Individuelle Werbung im Onlineshop

Auf der Mikroebene kommt Künstliche Intelligenz in Onlineshops selbst zum Einsatz. Je nachdem, welche Produkte wir uns in einem Onlineshop anschauen, in den Einkaufswagen legen oder auch kaufen, können Künstliche Intelligenzen dadurch nachvollziehen, was wir mögen. So können genaue Annahmen darüber gemacht werden, welche Produkte angeboten werden sollten, um zum Kauf zu animieren. Das ist, als würde uns in einem Kaufhaus ein Angestellter auf Schritt und Tritt folgen, und sich anschauen, welche Produkte wir länger betrachten, was wir aus dem Regal in die Hand nehmen und was wir dann kaufen.

Datenschutzgesetze bei individueller Kaufberatung

Die Mikroebene ist mittlerweile von Datenschutzgesetzen ausreichend geschützt worden. Es handelt sie hierbei um ein einfaches Verfahren. Wenn wir in einem bestimmten Onlineshop einkaufen und uns dort mit einem registrierten Profil bewegen, können Künstliche Intelligenzen durchaus helfen, dem Kunden ein optimiertes Kauferlebnis zu bieten. Wenn der Shop sozusagen weiß, was ein Kunde will, kann er diesem auch das passende Angebot machen. So fungiert eine Künstliche Intelligenz nicht viel anders, als ein Verkäufer im Einzelhandel. Ein Geschäft muss seine Kunden eben kennen, um sie zufriedenstellen zu können. Solange die notwendigen Gesetze bestehen, die Unternehmen dazu verpflichten, die Daten auf ihren Shops vertraulich zu behandeln, unpersönlich zu sammeln und nicht weiterzugeben, kann ethischen Bedenken genügend vorgebeugt werden.
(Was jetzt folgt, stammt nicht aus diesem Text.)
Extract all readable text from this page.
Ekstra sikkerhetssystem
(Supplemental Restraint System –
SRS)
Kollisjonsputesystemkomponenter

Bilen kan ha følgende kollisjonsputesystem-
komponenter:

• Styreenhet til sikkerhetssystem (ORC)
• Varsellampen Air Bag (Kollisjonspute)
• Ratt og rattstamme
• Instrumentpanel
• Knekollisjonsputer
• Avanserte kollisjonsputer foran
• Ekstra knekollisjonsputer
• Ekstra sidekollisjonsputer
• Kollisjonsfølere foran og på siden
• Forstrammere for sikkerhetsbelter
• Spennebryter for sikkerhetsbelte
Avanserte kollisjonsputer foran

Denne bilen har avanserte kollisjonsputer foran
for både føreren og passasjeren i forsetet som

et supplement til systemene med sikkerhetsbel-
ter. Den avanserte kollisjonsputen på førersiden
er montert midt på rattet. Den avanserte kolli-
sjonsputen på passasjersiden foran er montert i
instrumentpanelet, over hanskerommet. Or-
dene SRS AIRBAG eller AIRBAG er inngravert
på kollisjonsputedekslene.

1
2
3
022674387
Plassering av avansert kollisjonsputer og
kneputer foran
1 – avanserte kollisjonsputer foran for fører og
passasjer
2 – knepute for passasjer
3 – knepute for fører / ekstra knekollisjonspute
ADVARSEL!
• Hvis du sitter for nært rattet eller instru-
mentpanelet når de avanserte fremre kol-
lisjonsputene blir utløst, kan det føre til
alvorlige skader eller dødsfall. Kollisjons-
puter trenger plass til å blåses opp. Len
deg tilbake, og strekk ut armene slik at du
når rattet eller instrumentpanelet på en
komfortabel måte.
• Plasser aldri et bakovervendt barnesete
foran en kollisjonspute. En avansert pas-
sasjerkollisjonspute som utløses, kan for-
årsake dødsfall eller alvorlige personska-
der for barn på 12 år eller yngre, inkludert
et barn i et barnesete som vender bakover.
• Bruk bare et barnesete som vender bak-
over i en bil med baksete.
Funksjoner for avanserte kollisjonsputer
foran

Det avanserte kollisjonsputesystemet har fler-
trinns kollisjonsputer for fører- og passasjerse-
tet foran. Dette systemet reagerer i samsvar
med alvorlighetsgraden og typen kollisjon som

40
In Big Data besteht eine Gefahr

Auf der Makroebene sieht das ganz anders aus. Big Data wird das Konzept genannt, bei dem große Datenmengen über alle Menschen gesammelt werden, die sich im Internet bewegen. Künstliche Intelligenzen bilden dabei nicht nur einen Teilausschnitt in einem Onlineshop ab. Stattdessen werden alle Bewegungen im Internet erfasst und über Profile, Shops und Portale hinweg Informationen zusammenfügt. Dadurch lässt sich mittels verschiedener, aufeinander bezogener Analysen eine Kombination erstellen. Diese führt dazu, dass nicht nur Annahmen über unser Kaufverhalten, sondern über jeden Bereich unsere Lebens getroffen werden können. Vor Big Data kann sich im Moment niemand verstecken, der im Internet unterwegs ist.

Die einzige, bisher spürbare Maßnahme zum Schutz davor, erfordert von Seiten des Kunden im Internet mittlerweile eine Erlaubnis, ob die Daten verarbeitet werden dürfen. Diese Einwilligung ist aber mit einem Klick getan, und dabei ist noch völlig unklar, was sie bedeutet. Im Internet fehlt es bezüglich der Sammlung großer Datenmengen völlig an Transparenz.

Transparenz und gesetzliche Vorgaben als Lösungsansätze

Einige Unternehmen beschäftigen sich mittlerweile mit der immer lauter gestellten Frage nach der Ethik im E-Commerce. Einer Künstlichen Intelligenz können nämlich problemlos Grenzen gesetzt werden. Sie kann so programmiert werden, dass sie vor bestimmten Informationen Halt macht. Gewisse Bereiche der Privatsphäre könnten so ausgeklammert werden. Um dieses Konzept auf eine breitere Basis zu stellen, ist eine öffentliche Debatte notwendig. Vielleicht kann auch Big Data durch Datenschutzgesetze, die den Schutz der persönlichen Privatsphäre nicht unter den Scheffel wirtschaftlicher Interessen stellen, reguliert werden.

Denkbar sind auch gesetzliche Vorgaben darüber, was eine Künstliche Intelligenz darf und welche Bereiche sie in Ruhe lassen sollte. Darüber hinaus könnten Unternehmen dazu zu verpflichtet werden, ausführlich darüber zu informieren, wie sie Daten sammeln und wofür diese verwendet werden.